!coding

I used to be a sysadmin, which meant I was in charge of quarterly server patching. My team managed about 2500 servers, running various flavors of linux and legacy unix. The vast majority(95% or more) ran Linux(SLES). Our maintenance window was always in the overnight-- 10pm to 6am --so the stroke of 10pm would be a massive cascade of patching commands sent to hundreds of servers.

Before I was brought into the process, it made use of the automation product we were tasked by mgmt to use: Bigfix. It's a real piece of shit. Though we had 2500 or so servers, this environment was dominated by windows. All our vcenter servers ran it, and more importantly, our bigfix nodes were all windows machines. That meant that while we're trying to patch, the bigfix servers would get patched by the windows team. This would cause lots of failed and timed out patching, because the windows admins never quite understood that taking down the automation infrastructure would cause problems.

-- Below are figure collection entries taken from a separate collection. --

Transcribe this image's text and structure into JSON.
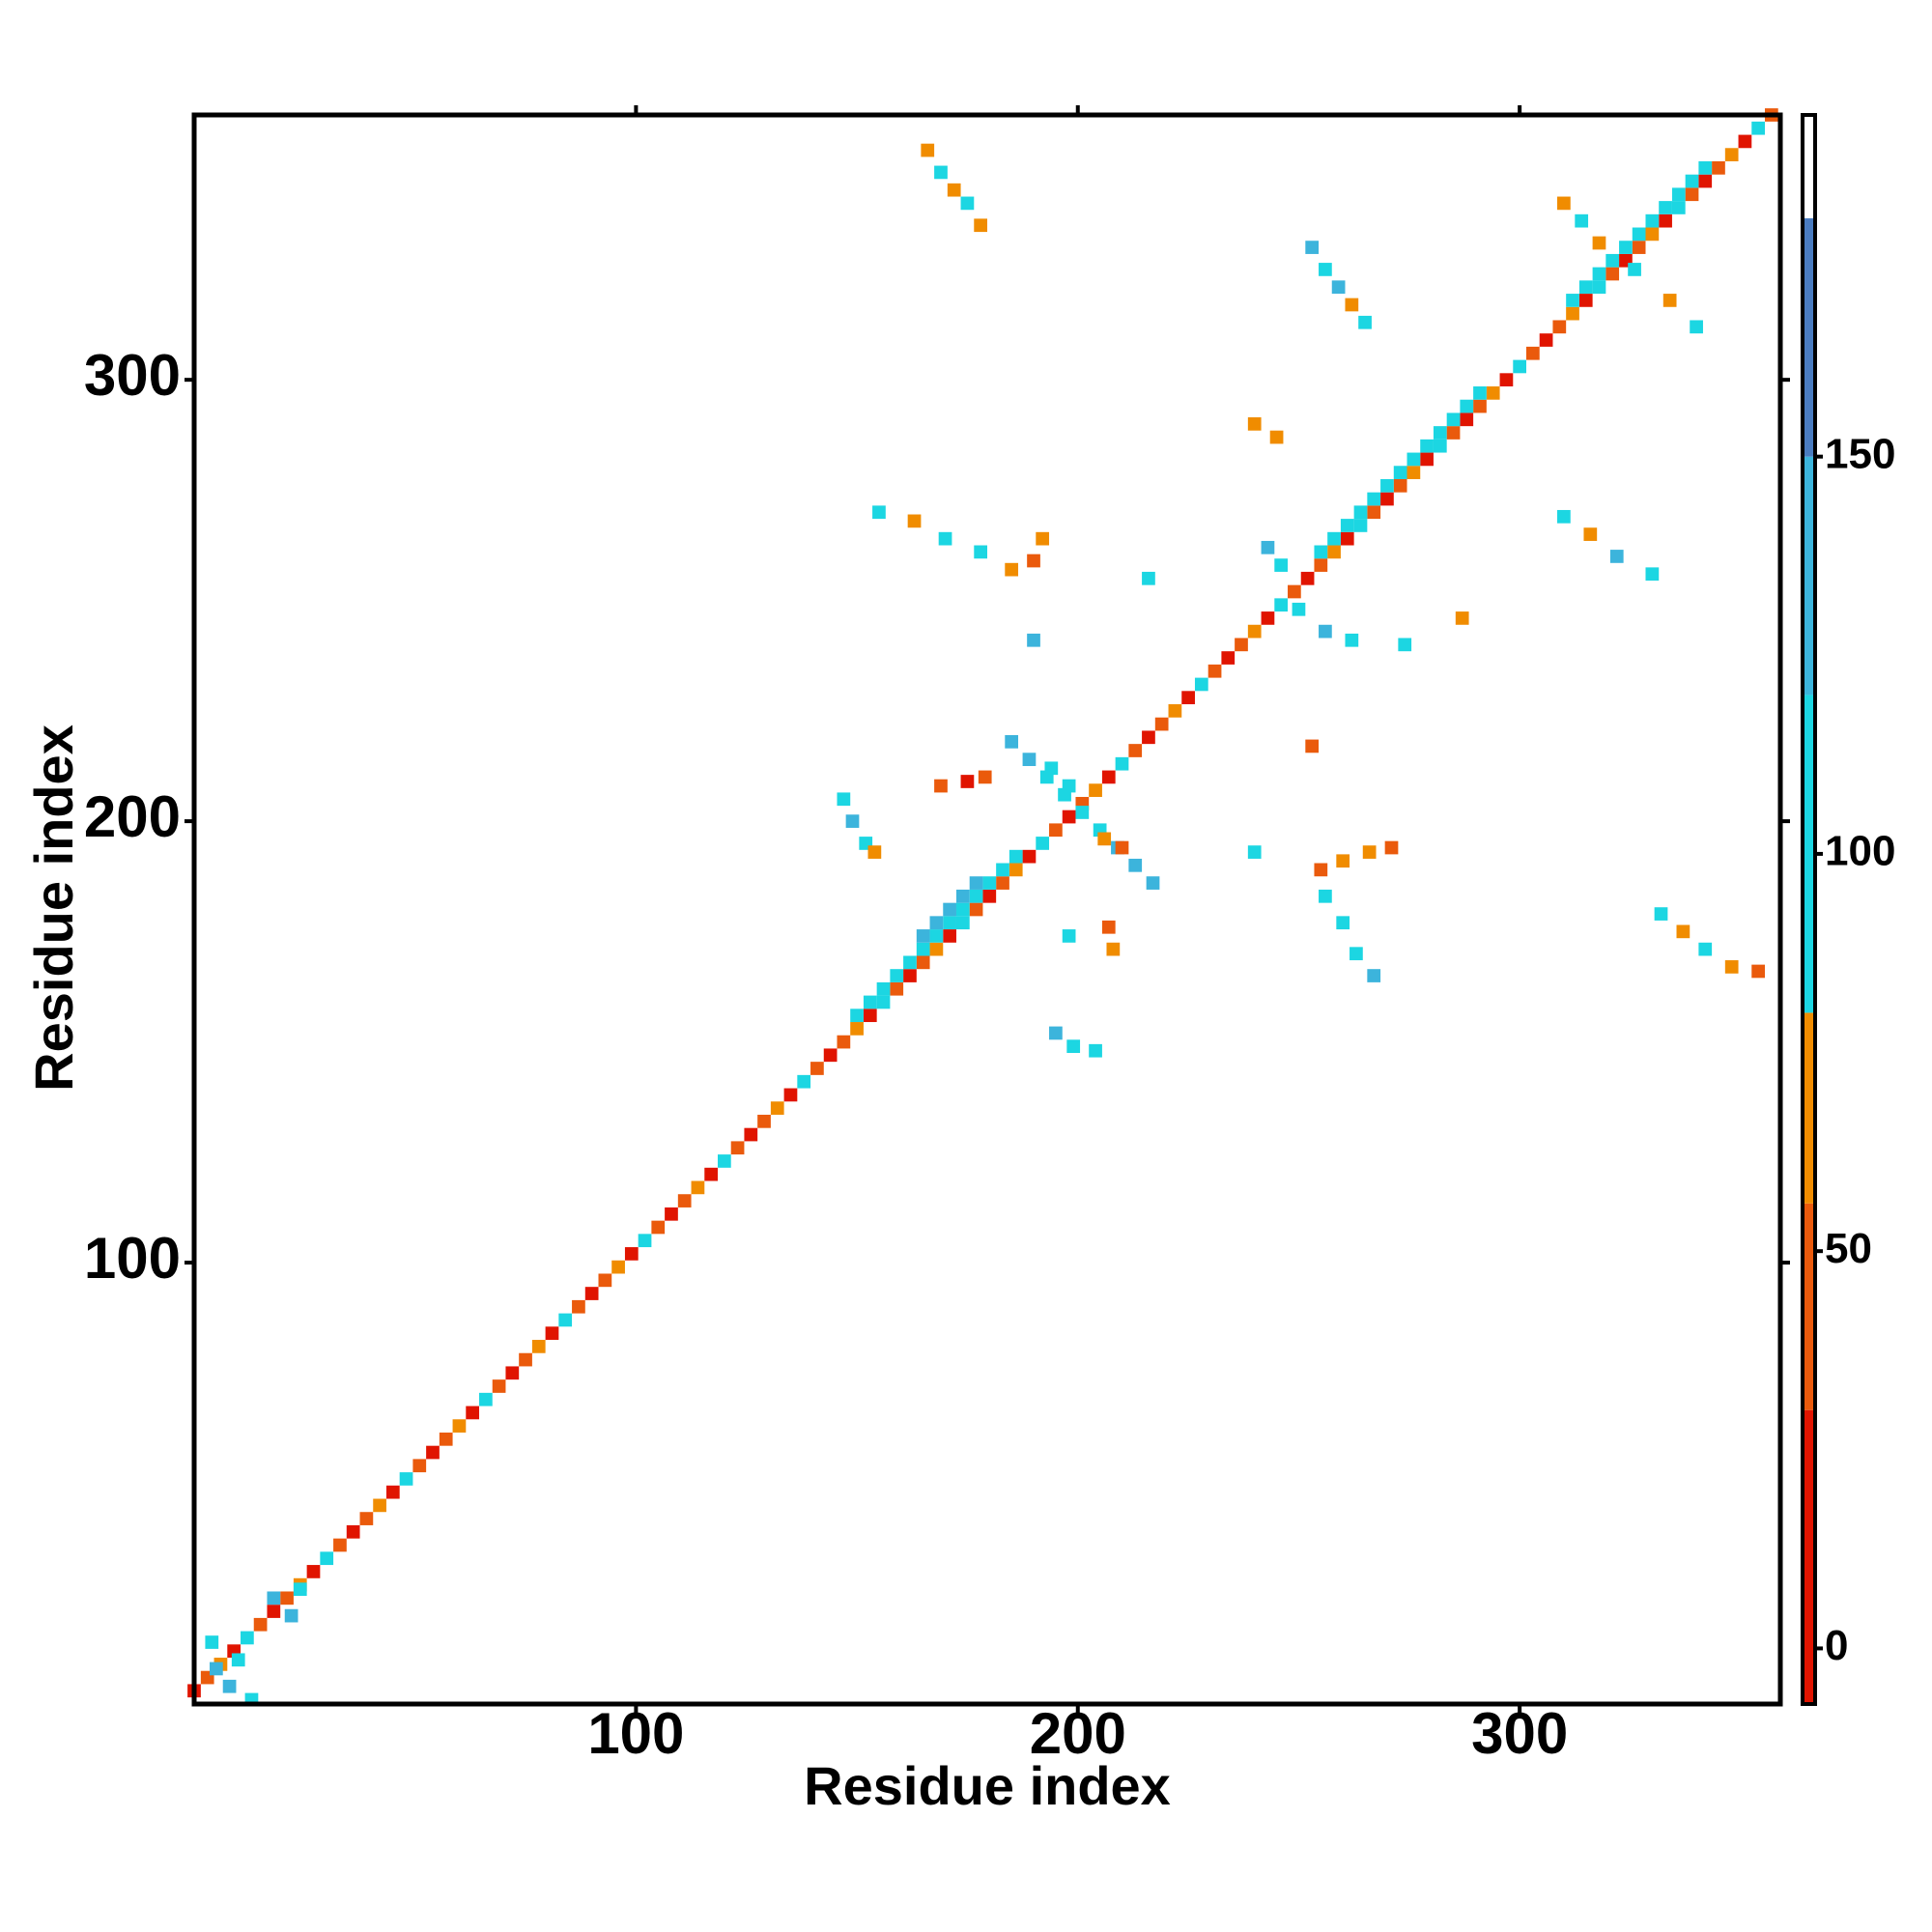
{
  "chart_data": {
    "type": "heatmap",
    "xlabel": "Residue index",
    "ylabel": "Residue index",
    "xlim": [
      0,
      359
    ],
    "ylim": [
      0,
      360
    ],
    "xticks": [
      100,
      200,
      300
    ],
    "yticks": [
      100,
      200,
      300
    ],
    "cell_size": 3,
    "colorbar": {
      "ylim": [
        -7,
        193
      ],
      "ticks": [
        0,
        50,
        100,
        150
      ],
      "bands": [
        {
          "from": -7,
          "to": 30,
          "color": "#e01400"
        },
        {
          "from": 30,
          "to": 56,
          "color": "#ea5a0c"
        },
        {
          "from": 56,
          "to": 80,
          "color": "#f08c00"
        },
        {
          "from": 80,
          "to": 120,
          "color": "#1cd6e2"
        },
        {
          "from": 120,
          "to": 150,
          "color": "#3cb4dc"
        },
        {
          "from": 150,
          "to": 180,
          "color": "#4a7cc0"
        },
        {
          "from": 180,
          "to": 193,
          "color": "#ffffff"
        }
      ]
    },
    "cells": [
      [
        0,
        3,
        15
      ],
      [
        3,
        6,
        45
      ],
      [
        6,
        9,
        60
      ],
      [
        9,
        12,
        20
      ],
      [
        12,
        15,
        95
      ],
      [
        15,
        18,
        40
      ],
      [
        18,
        21,
        15
      ],
      [
        21,
        24,
        45
      ],
      [
        24,
        27,
        60
      ],
      [
        27,
        30,
        20
      ],
      [
        30,
        33,
        95
      ],
      [
        33,
        36,
        40
      ],
      [
        36,
        39,
        15
      ],
      [
        39,
        42,
        45
      ],
      [
        42,
        45,
        60
      ],
      [
        45,
        48,
        20
      ],
      [
        48,
        51,
        95
      ],
      [
        51,
        54,
        40
      ],
      [
        54,
        57,
        15
      ],
      [
        57,
        60,
        45
      ],
      [
        60,
        63,
        60
      ],
      [
        63,
        66,
        20
      ],
      [
        66,
        69,
        95
      ],
      [
        69,
        72,
        40
      ],
      [
        72,
        75,
        15
      ],
      [
        75,
        78,
        45
      ],
      [
        78,
        81,
        60
      ],
      [
        81,
        84,
        20
      ],
      [
        84,
        87,
        95
      ],
      [
        87,
        90,
        40
      ],
      [
        90,
        93,
        15
      ],
      [
        93,
        96,
        45
      ],
      [
        96,
        99,
        60
      ],
      [
        99,
        102,
        20
      ],
      [
        102,
        105,
        95
      ],
      [
        105,
        108,
        40
      ],
      [
        108,
        111,
        15
      ],
      [
        111,
        114,
        45
      ],
      [
        114,
        117,
        60
      ],
      [
        117,
        120,
        20
      ],
      [
        120,
        123,
        95
      ],
      [
        123,
        126,
        40
      ],
      [
        126,
        129,
        15
      ],
      [
        129,
        132,
        45
      ],
      [
        132,
        135,
        60
      ],
      [
        135,
        138,
        20
      ],
      [
        138,
        141,
        95
      ],
      [
        141,
        144,
        40
      ],
      [
        144,
        147,
        15
      ],
      [
        147,
        150,
        45
      ],
      [
        150,
        153,
        60
      ],
      [
        153,
        156,
        20
      ],
      [
        156,
        159,
        95
      ],
      [
        159,
        162,
        40
      ],
      [
        162,
        165,
        15
      ],
      [
        165,
        168,
        45
      ],
      [
        168,
        171,
        60
      ],
      [
        171,
        174,
        20
      ],
      [
        174,
        177,
        95
      ],
      [
        177,
        180,
        40
      ],
      [
        180,
        183,
        15
      ],
      [
        183,
        186,
        45
      ],
      [
        186,
        189,
        60
      ],
      [
        189,
        192,
        20
      ],
      [
        192,
        195,
        95
      ],
      [
        195,
        198,
        40
      ],
      [
        198,
        201,
        15
      ],
      [
        201,
        204,
        45
      ],
      [
        204,
        207,
        60
      ],
      [
        207,
        210,
        20
      ],
      [
        210,
        213,
        95
      ],
      [
        213,
        216,
        40
      ],
      [
        216,
        219,
        15
      ],
      [
        219,
        222,
        45
      ],
      [
        222,
        225,
        60
      ],
      [
        225,
        228,
        20
      ],
      [
        228,
        231,
        95
      ],
      [
        231,
        234,
        40
      ],
      [
        234,
        237,
        15
      ],
      [
        237,
        240,
        45
      ],
      [
        240,
        243,
        60
      ],
      [
        243,
        246,
        20
      ],
      [
        246,
        249,
        95
      ],
      [
        249,
        252,
        40
      ],
      [
        252,
        255,
        15
      ],
      [
        255,
        258,
        45
      ],
      [
        258,
        261,
        60
      ],
      [
        261,
        264,
        20
      ],
      [
        264,
        267,
        95
      ],
      [
        267,
        270,
        40
      ],
      [
        270,
        273,
        15
      ],
      [
        273,
        276,
        45
      ],
      [
        276,
        279,
        60
      ],
      [
        279,
        282,
        20
      ],
      [
        282,
        285,
        95
      ],
      [
        285,
        288,
        40
      ],
      [
        288,
        291,
        15
      ],
      [
        291,
        294,
        45
      ],
      [
        294,
        297,
        60
      ],
      [
        297,
        300,
        20
      ],
      [
        300,
        303,
        95
      ],
      [
        303,
        306,
        40
      ],
      [
        306,
        309,
        15
      ],
      [
        309,
        312,
        45
      ],
      [
        312,
        315,
        60
      ],
      [
        315,
        318,
        20
      ],
      [
        318,
        321,
        95
      ],
      [
        321,
        324,
        40
      ],
      [
        324,
        327,
        15
      ],
      [
        327,
        330,
        45
      ],
      [
        330,
        333,
        60
      ],
      [
        333,
        336,
        20
      ],
      [
        336,
        339,
        95
      ],
      [
        339,
        342,
        40
      ],
      [
        342,
        345,
        15
      ],
      [
        345,
        348,
        45
      ],
      [
        348,
        351,
        60
      ],
      [
        351,
        354,
        20
      ],
      [
        354,
        357,
        95
      ],
      [
        357,
        360,
        40
      ],
      [
        150,
        156,
        95
      ],
      [
        153,
        159,
        95
      ],
      [
        156,
        162,
        95
      ],
      [
        159,
        165,
        95
      ],
      [
        162,
        168,
        95
      ],
      [
        165,
        171,
        95
      ],
      [
        168,
        174,
        95
      ],
      [
        171,
        177,
        95
      ],
      [
        174,
        180,
        95
      ],
      [
        177,
        183,
        95
      ],
      [
        180,
        186,
        95
      ],
      [
        183,
        189,
        95
      ],
      [
        186,
        192,
        95
      ],
      [
        165,
        174,
        120
      ],
      [
        168,
        177,
        120
      ],
      [
        171,
        180,
        120
      ],
      [
        174,
        183,
        120
      ],
      [
        177,
        186,
        120
      ],
      [
        255,
        261,
        95
      ],
      [
        258,
        264,
        95
      ],
      [
        261,
        267,
        95
      ],
      [
        264,
        270,
        95
      ],
      [
        267,
        273,
        95
      ],
      [
        270,
        276,
        95
      ],
      [
        273,
        279,
        95
      ],
      [
        276,
        282,
        95
      ],
      [
        279,
        285,
        95
      ],
      [
        282,
        288,
        95
      ],
      [
        285,
        291,
        95
      ],
      [
        288,
        294,
        95
      ],
      [
        291,
        297,
        95
      ],
      [
        312,
        318,
        95
      ],
      [
        315,
        321,
        95
      ],
      [
        318,
        324,
        95
      ],
      [
        321,
        327,
        95
      ],
      [
        324,
        330,
        95
      ],
      [
        327,
        333,
        95
      ],
      [
        330,
        336,
        95
      ],
      [
        333,
        339,
        95
      ],
      [
        336,
        342,
        95
      ],
      [
        339,
        345,
        95
      ],
      [
        342,
        348,
        95
      ],
      [
        5,
        8,
        120
      ],
      [
        8,
        4,
        120
      ],
      [
        10,
        10,
        95
      ],
      [
        4,
        14,
        95
      ],
      [
        13,
        1,
        95
      ],
      [
        18,
        24,
        120
      ],
      [
        22,
        20,
        120
      ],
      [
        24,
        26,
        95
      ],
      [
        166,
        352,
        60
      ],
      [
        169,
        347,
        95
      ],
      [
        172,
        343,
        60
      ],
      [
        175,
        340,
        95
      ],
      [
        178,
        335,
        60
      ],
      [
        253,
        330,
        120
      ],
      [
        256,
        325,
        95
      ],
      [
        259,
        321,
        120
      ],
      [
        262,
        317,
        60
      ],
      [
        265,
        313,
        95
      ],
      [
        310,
        340,
        60
      ],
      [
        314,
        336,
        95
      ],
      [
        318,
        331,
        60
      ],
      [
        326,
        325,
        95
      ],
      [
        334,
        318,
        60
      ],
      [
        340,
        312,
        95
      ],
      [
        240,
        290,
        60
      ],
      [
        245,
        287,
        60
      ],
      [
        155,
        270,
        95
      ],
      [
        163,
        268,
        60
      ],
      [
        170,
        264,
        95
      ],
      [
        178,
        261,
        95
      ],
      [
        185,
        257,
        60
      ],
      [
        190,
        259,
        40
      ],
      [
        192,
        264,
        60
      ],
      [
        310,
        269,
        95
      ],
      [
        316,
        265,
        60
      ],
      [
        322,
        260,
        120
      ],
      [
        330,
        256,
        95
      ],
      [
        243,
        262,
        120
      ],
      [
        246,
        258,
        95
      ],
      [
        250,
        248,
        95
      ],
      [
        256,
        243,
        120
      ],
      [
        262,
        241,
        95
      ],
      [
        287,
        246,
        60
      ],
      [
        274,
        240,
        95
      ],
      [
        216,
        255,
        95
      ],
      [
        190,
        241,
        120
      ],
      [
        185,
        218,
        120
      ],
      [
        189,
        214,
        120
      ],
      [
        193,
        210,
        95
      ],
      [
        197,
        206,
        95
      ],
      [
        201,
        202,
        95
      ],
      [
        205,
        198,
        95
      ],
      [
        209,
        194,
        120
      ],
      [
        213,
        190,
        120
      ],
      [
        217,
        186,
        120
      ],
      [
        194,
        212,
        95
      ],
      [
        198,
        208,
        95
      ],
      [
        206,
        196,
        60
      ],
      [
        210,
        194,
        40
      ],
      [
        169,
        208,
        40
      ],
      [
        175,
        209,
        10
      ],
      [
        179,
        210,
        40
      ],
      [
        147,
        205,
        95
      ],
      [
        149,
        200,
        120
      ],
      [
        152,
        195,
        95
      ],
      [
        154,
        193,
        60
      ],
      [
        255,
        189,
        40
      ],
      [
        260,
        191,
        60
      ],
      [
        266,
        193,
        60
      ],
      [
        271,
        194,
        40
      ],
      [
        256,
        183,
        95
      ],
      [
        260,
        177,
        95
      ],
      [
        263,
        170,
        95
      ],
      [
        267,
        165,
        120
      ],
      [
        332,
        179,
        95
      ],
      [
        337,
        175,
        60
      ],
      [
        342,
        171,
        95
      ],
      [
        348,
        167,
        60
      ],
      [
        354,
        166,
        40
      ],
      [
        198,
        174,
        95
      ],
      [
        207,
        176,
        40
      ],
      [
        208,
        171,
        60
      ],
      [
        195,
        152,
        120
      ],
      [
        199,
        149,
        95
      ],
      [
        204,
        148,
        95
      ],
      [
        240,
        193,
        95
      ],
      [
        253,
        217,
        40
      ]
    ]
  }
}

As such, I got tired of depending on a bunch of button-pushing checkbox-clickers who didn't know shit about shit, so I started writing an ssh-wrapped patching system. By the time I left for my current job, patching had been reduced to a single command to initiate each group's patching and reboots, and an easy check to see when servers come back up. So usually, the way it worked out was that I would send patching orders to 750 machines or so, and within about 5 minutes, they would all be done patching, and within another 20 minutes all the ones that required rebooting but about 5 would be done rebooting.

The "all-nighter" which happened every time was waiting for oracle servers to run timed fscks against a dozen or so large filesystems per server, because they were all on ext3/4, which eats complete shit. Then, several hours later, as they finished, I would have to call the DBAs to tell them to validate their shitty servers.